Here are two possible rosters with payroll and war projections. They both add up to neighborhood of 180 Million in payroll and 92-93 wins. (WAR projection 44-45, plus replacement win 48). If a player from the 2018 team is not there, it means they have been traded or non tendered. (unless they have options in which case they are considered minor league depth)
The first one on the left includes trades for Realmuto and Rendon, which of course cost minor league talent to get. You would have 2 years of control over Realmuto and 1 year for Rendon, unless you could sign an extension. The second roster on the right only adds free agents including several of our own. Of course, combinations are possible.
2 Possible Rosters
|Postion||Player||2019 Salary||2019 WAR||..||Postion||Player||2019 Salary||2019 WAR|
|Postion||Player||2019 Salary||2019 WAR||..||Postion||Player||2019 Salary||2019 WAR|
|SP||Corbin or Keuchel||18.0||3.5||SP||Corbin or Keuchel||18.0||3.5|
|SP||Minor Leaguer ?||0.6||0.0||SP||Minor Leaguer ?||0.6||0.0|
|Dead Contracts||Dead Contracts|
|Grand Total||176.4||Grand Total||180.0|
What needs to go right for it to work
Quite a bit. Winning the division and making it to the World Series has to be the goal. The team can’t afford regression or injury. Robbie Ray has to return to his 2017 excellence. Greinke has to continue to perform at the level he has in 2017-18. David Peralta, Nick Ahmed (if he isn’t traded), and Ketel Marte have to build on career seasons. Paul Goldschmidt has to continue to be a perennial MVP candidate. All of this is before we even discuss the contributions from the new additions proposed above.
The risks of failure.
[edbighead] The D’backs risk losing complete respect within the fan base the team has worked so hard to build over the past 20 years. The D’backs risk losing leverage in the ongoing battle for an upgraded Ballpark or even possible construction of a new Ballpark, who wants to invest in a losing team or product? Imagine the next 3-5 seasons of mediocrity, is that what you want? Now is the time to spend it all and win it all while the D’backs still have a cornerstone like Paul Goldschmidt and an ace like Greinke! If the D’backs are already looking mediocrity square in the face....why not at least try and hold off blandness for 1 or 2 more seasons? I’m not talking about selling the farm, I’m talking about buying new. Pursing free agents and spending for a winning product is a risk the D’backs must be willing to take.

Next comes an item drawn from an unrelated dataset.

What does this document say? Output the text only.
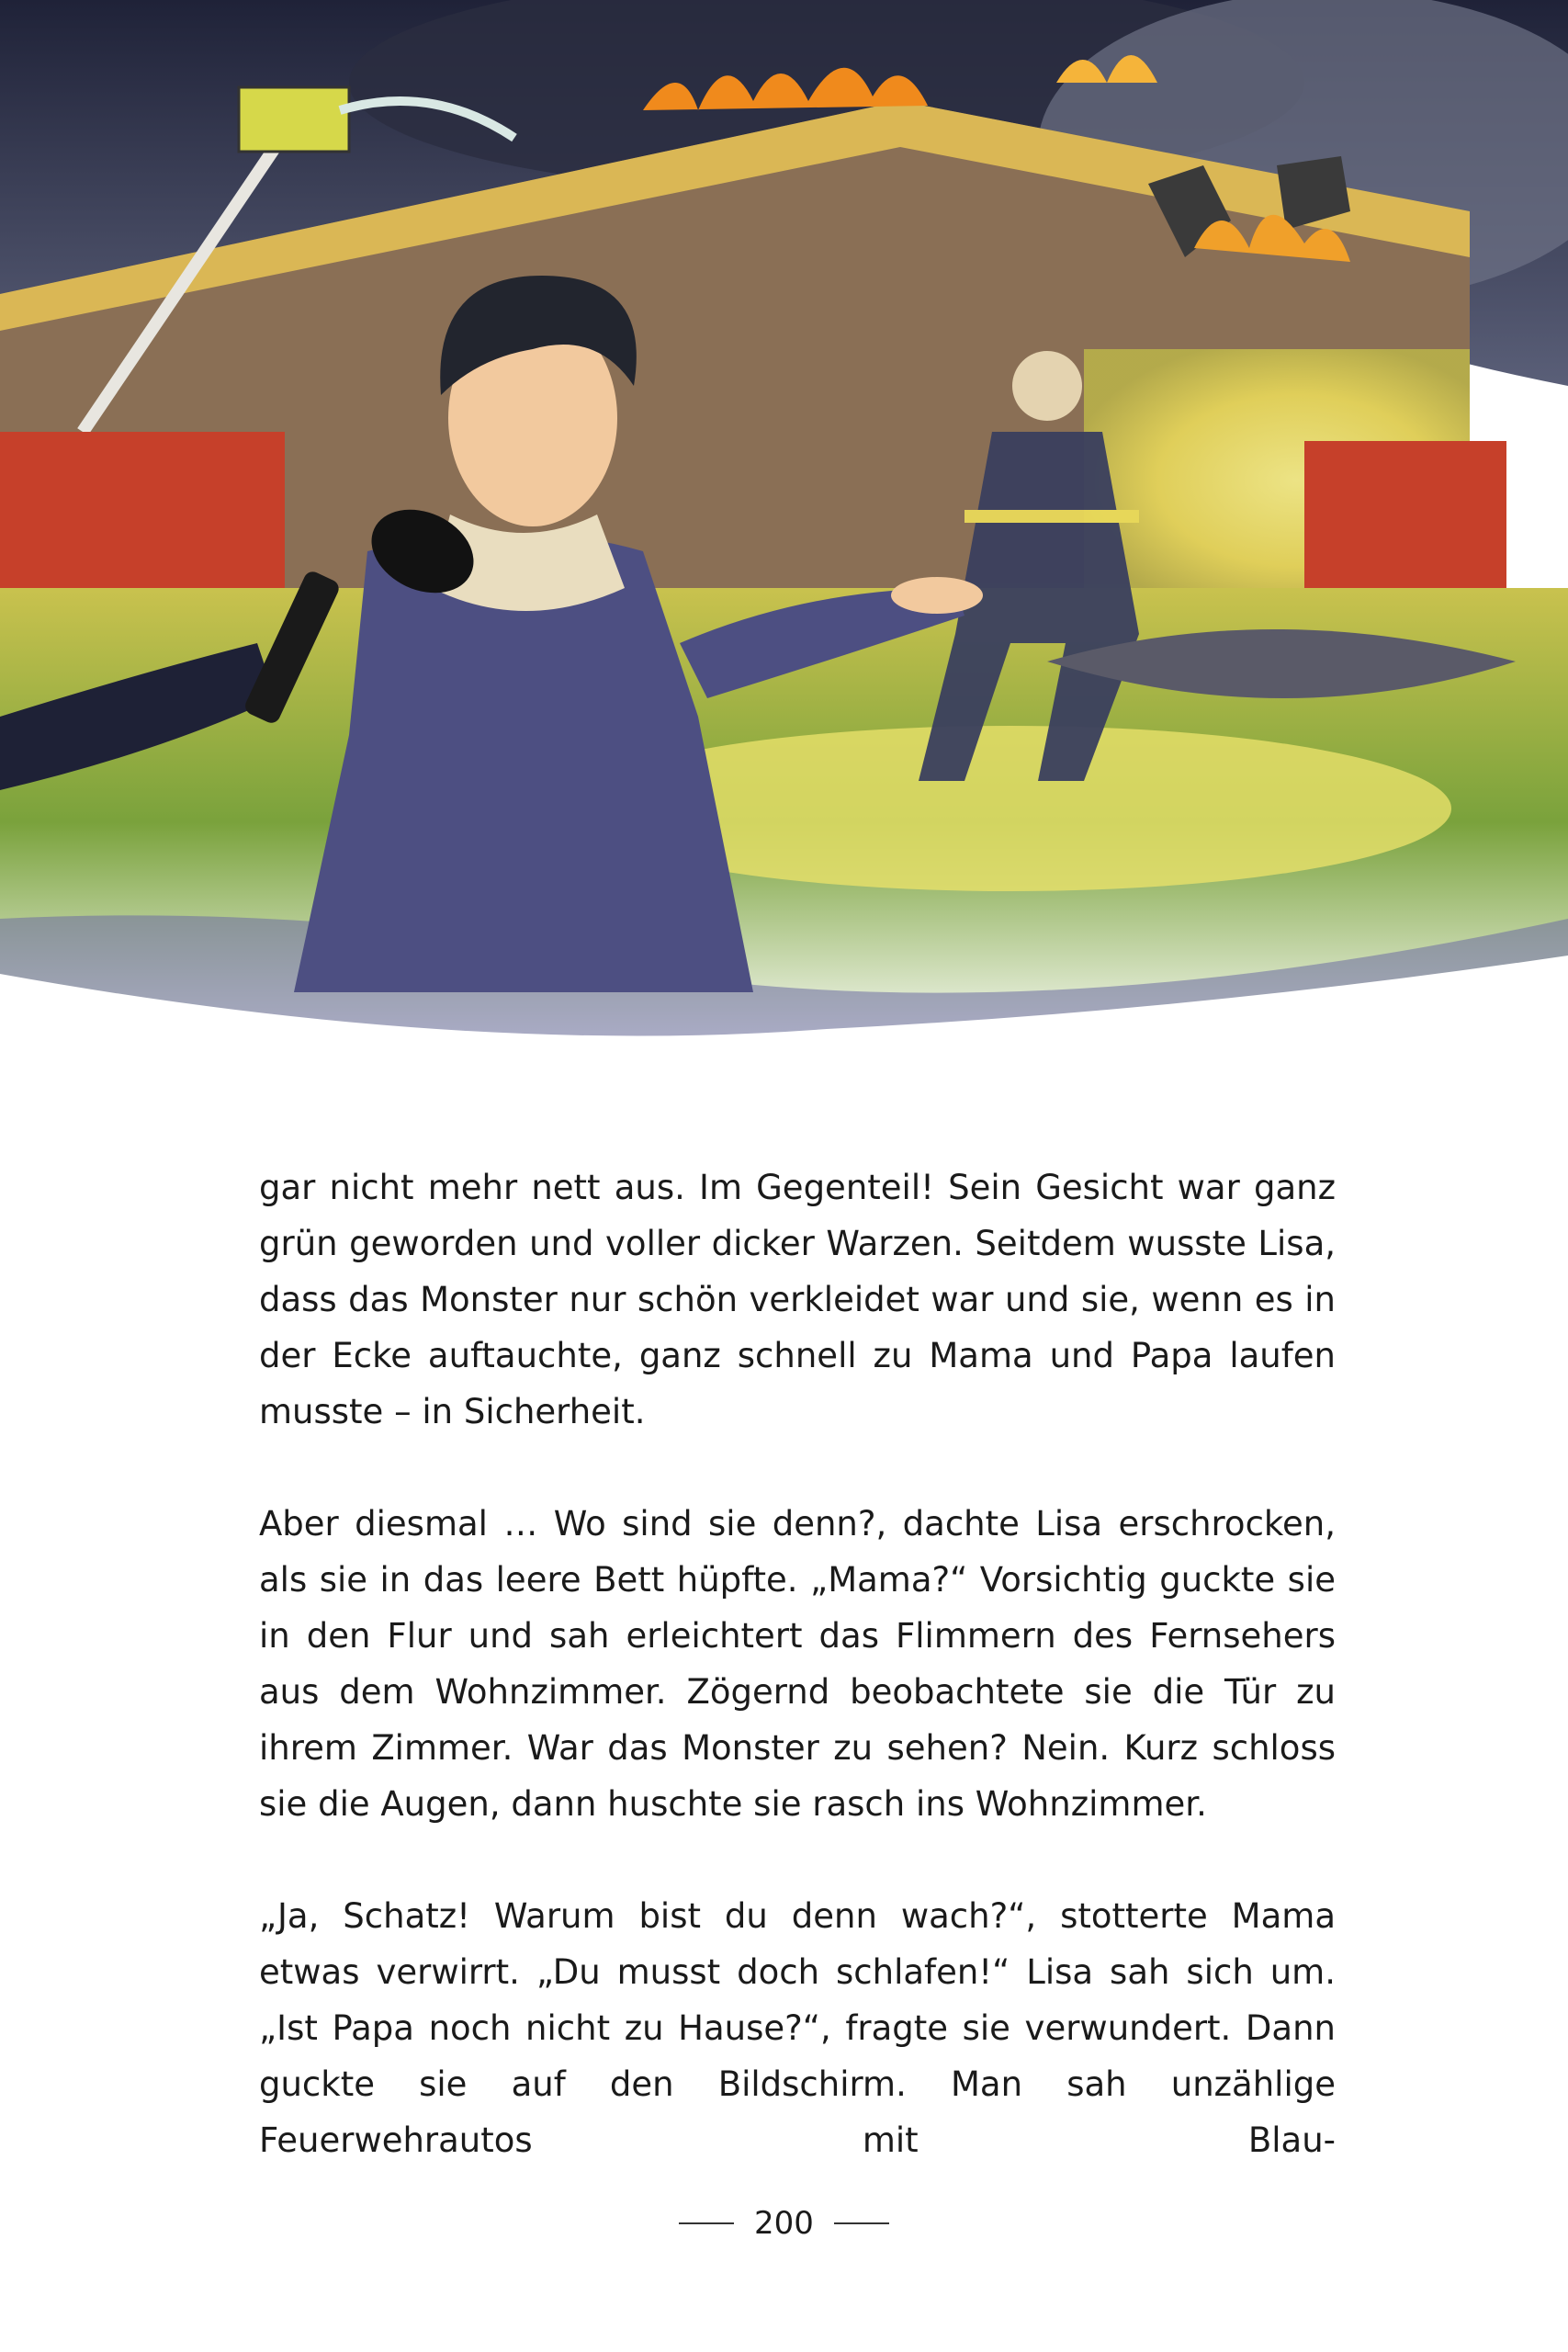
gar nicht mehr nett aus. Im Gegenteil! Sein Gesicht war ganz grün geworden und voller dicker Warzen. Seitdem wusste Lisa, dass das Monster nur schön verkleidet war und sie, wenn es in der Ecke auftauchte, ganz schnell zu Mama und Papa laufen musste – in Sicherheit.

Aber diesmal … Wo sind sie denn?, dachte Lisa erschrocken, als sie in das leere Bett hüpfte. „Mama?“ Vorsichtig guckte sie in den Flur und sah erleichtert das Flimmern des Fernsehers aus dem Wohnzimmer. Zögernd beobachtete sie die Tür zu ihrem Zimmer. War das Monster zu sehen? Nein. Kurz schloss sie die Augen, dann huschte sie rasch ins Wohnzimmer.

„Ja, Schatz! Warum bist du denn wach?“, stotterte Mama etwas verwirrt. „Du musst doch schlafen!“ Lisa sah sich um. „Ist Papa noch nicht zu Hause?“, fragte sie verwundert. Dann guckte sie auf den Bildschirm. Man sah unzählige Feuerwehrautos mit Blau-

200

[Keegan] It’s gonna be slim pickings for the next handful of years if additions to the team don’t pan out. Ownership will have nothing to show from a talented pool of players over the past decade. They’ll be playing in an aging, outdated stadium with a poor product on the field. Good luck finding fan support.
[Jack] The risk to franchise if they DON’T try to go all in and win next year is irrelevance in the valley sports scene and a mass exodus of the fan base. The risk of failure to execute a winning strategy of course mean future resource allocation is more of a challenge. But success means more momentum, better attendance, and more revenue. Time to roll dem dice!